At the beginning, Huang did not know that playing violin would become a job. He just knew he wanted to play for the rest of his life. “As a child I knew that if I played the violin, I would get to travel a lot. Playing in different countries attracted me a lot, it seemed exciting. That might have been one of the main reasons I wanted to become a violinist: I wanted to travel.” 


Today, visiting so many different cultures and people, and collaborating with many different artists has enriched Huang’s life. “It is always wonderful to be able to experience different kinds of audiences, and also to discover different territories where classical music may not have been so well appreciated yet.”


“I think it is important for an artist to not just be a violinist but to also give time to musical education.
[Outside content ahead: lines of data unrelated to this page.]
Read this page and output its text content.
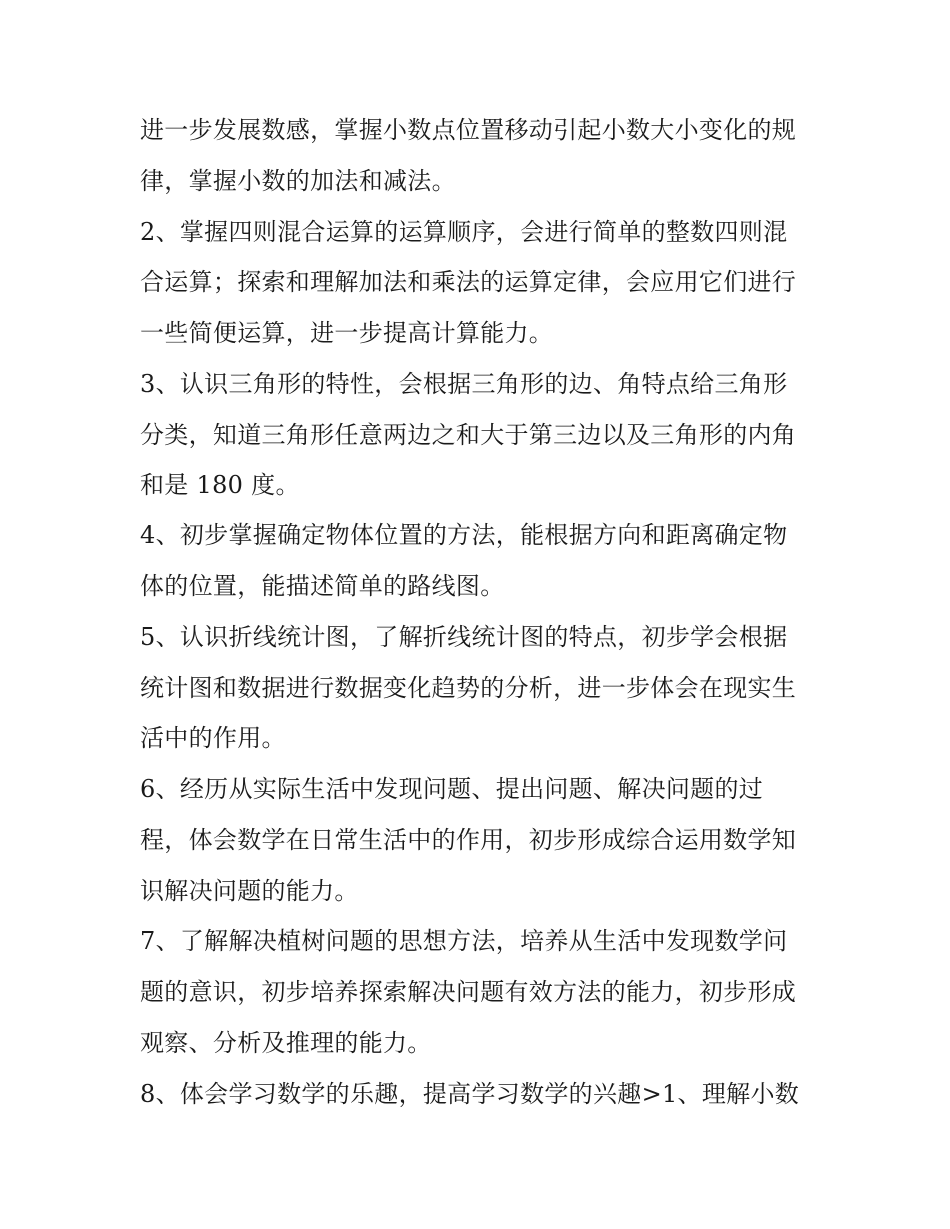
进一步发展数感，掌握小数点位置移动引起小数大小变化的规
律，掌握小数的加法和减法。
2、掌握四则混合运算的运算顺序，会进行简单的整数四则混
合运算；探索和理解加法和乘法的运算定律，会应用它们进行
一些简便运算，进一步提高计算能力。
3、认识三角形的特性，会根据三角形的边、角特点给三角形
分类，知道三角形任意两边之和大于第三边以及三角形的内角
和是 180 度。
4、初步掌握确定物体位置的方法，能根据方向和距离确定物
体的位置，能描述简单的路线图。
5、认识折线统计图，了解折线统计图的特点，初步学会根据
统计图和数据进行数据变化趋势的分析，进一步体会在现实生
活中的作用。
6、经历从实际生活中发现问题、提出问题、解决问题的过
程，体会数学在日常生活中的作用，初步形成综合运用数学知
识解决问题的能力。
7、了解解决植树问题的思想方法，培养从生活中发现数学问
题的意识，初步培养探索解决问题有效方法的能力，初步形成
观察、分析及推理的能力。
8、体会学习数学的乐趣，提高学习数学的兴趣>1、理解小数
I like to play for people; I like to let people experience music. It doesn’t matter if it is classical or whatever, but to let people experience live music is very important. We often forget how important it is, how much it gives a child, how much it impacts a life. Music affects life and it is something worth doing. This is why it is very important for me not just to think about refining my own craft but also to think of ways to use this craft to serve society.” 


“Very often I wonder if I am doing the right thing. While we play in those magnificent concert halls, there are people who are starving, people who are begging for a life. But I have the feeling that music is healing, and it helps me justify myself as being a musician.” 
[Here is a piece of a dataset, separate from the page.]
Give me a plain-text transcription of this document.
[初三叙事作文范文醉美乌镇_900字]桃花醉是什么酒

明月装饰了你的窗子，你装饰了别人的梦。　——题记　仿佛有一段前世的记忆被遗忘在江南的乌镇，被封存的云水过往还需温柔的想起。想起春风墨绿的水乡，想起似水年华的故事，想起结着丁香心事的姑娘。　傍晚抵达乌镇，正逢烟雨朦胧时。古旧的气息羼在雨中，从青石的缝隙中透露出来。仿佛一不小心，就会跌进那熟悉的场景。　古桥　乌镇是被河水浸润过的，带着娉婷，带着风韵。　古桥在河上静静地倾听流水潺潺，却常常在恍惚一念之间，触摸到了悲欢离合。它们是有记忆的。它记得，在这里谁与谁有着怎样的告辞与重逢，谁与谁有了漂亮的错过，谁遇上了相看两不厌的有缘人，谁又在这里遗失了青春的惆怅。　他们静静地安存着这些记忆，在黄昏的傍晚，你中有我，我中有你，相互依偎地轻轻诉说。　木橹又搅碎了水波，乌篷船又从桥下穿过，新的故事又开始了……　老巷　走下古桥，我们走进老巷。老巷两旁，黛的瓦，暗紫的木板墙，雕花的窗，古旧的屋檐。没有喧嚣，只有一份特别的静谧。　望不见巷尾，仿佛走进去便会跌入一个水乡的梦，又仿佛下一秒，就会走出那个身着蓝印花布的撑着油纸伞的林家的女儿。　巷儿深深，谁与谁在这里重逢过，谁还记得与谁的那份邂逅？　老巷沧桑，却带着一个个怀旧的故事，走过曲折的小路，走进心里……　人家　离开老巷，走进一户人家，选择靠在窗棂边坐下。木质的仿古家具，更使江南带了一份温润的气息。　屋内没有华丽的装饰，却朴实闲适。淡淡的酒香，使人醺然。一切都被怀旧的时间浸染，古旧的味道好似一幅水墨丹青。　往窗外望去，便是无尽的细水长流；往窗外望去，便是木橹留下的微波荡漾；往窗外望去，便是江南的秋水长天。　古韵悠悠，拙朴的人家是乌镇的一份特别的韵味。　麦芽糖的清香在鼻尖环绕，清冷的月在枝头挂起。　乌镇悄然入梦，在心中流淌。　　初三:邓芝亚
Huang, who is on the board of a few organizations that reunite people with music, says that it is essential for him to connect his job to society. He easily gives his time to contribute to a good cause. “Uniting people with music is sometimes the most wonderful way to connect people without judgment. I think that in our society nowadays it is very important to know how to respect, how to accept different cultures and groups. It is even more important today than ever before. Music has this wonderful power of bridging people.”


Huang has such simplicity and integrity. His spirit and state of mind towards music is fundamentally good and human. He says that for him a lot of things in life come from passion, and that is what keeps him on track. “For me the passion for music really goes a long way. Sometimes it seems that with music you have to start from scratch everyday. Going from one concert to another, one place to another, you can easily get lost.”


“I found that having something consistent in my life helps me not to get lost. My family is wonderful, we are very close. They helped me a lot. I also have a home in New York, where my girlfriend is. Those are the things that keep me very grounded, those are the things that I feel like I can go back to. I am surrounded by people who know what I am going through. I feel blessed and lucky to have that, I am very grateful for that.”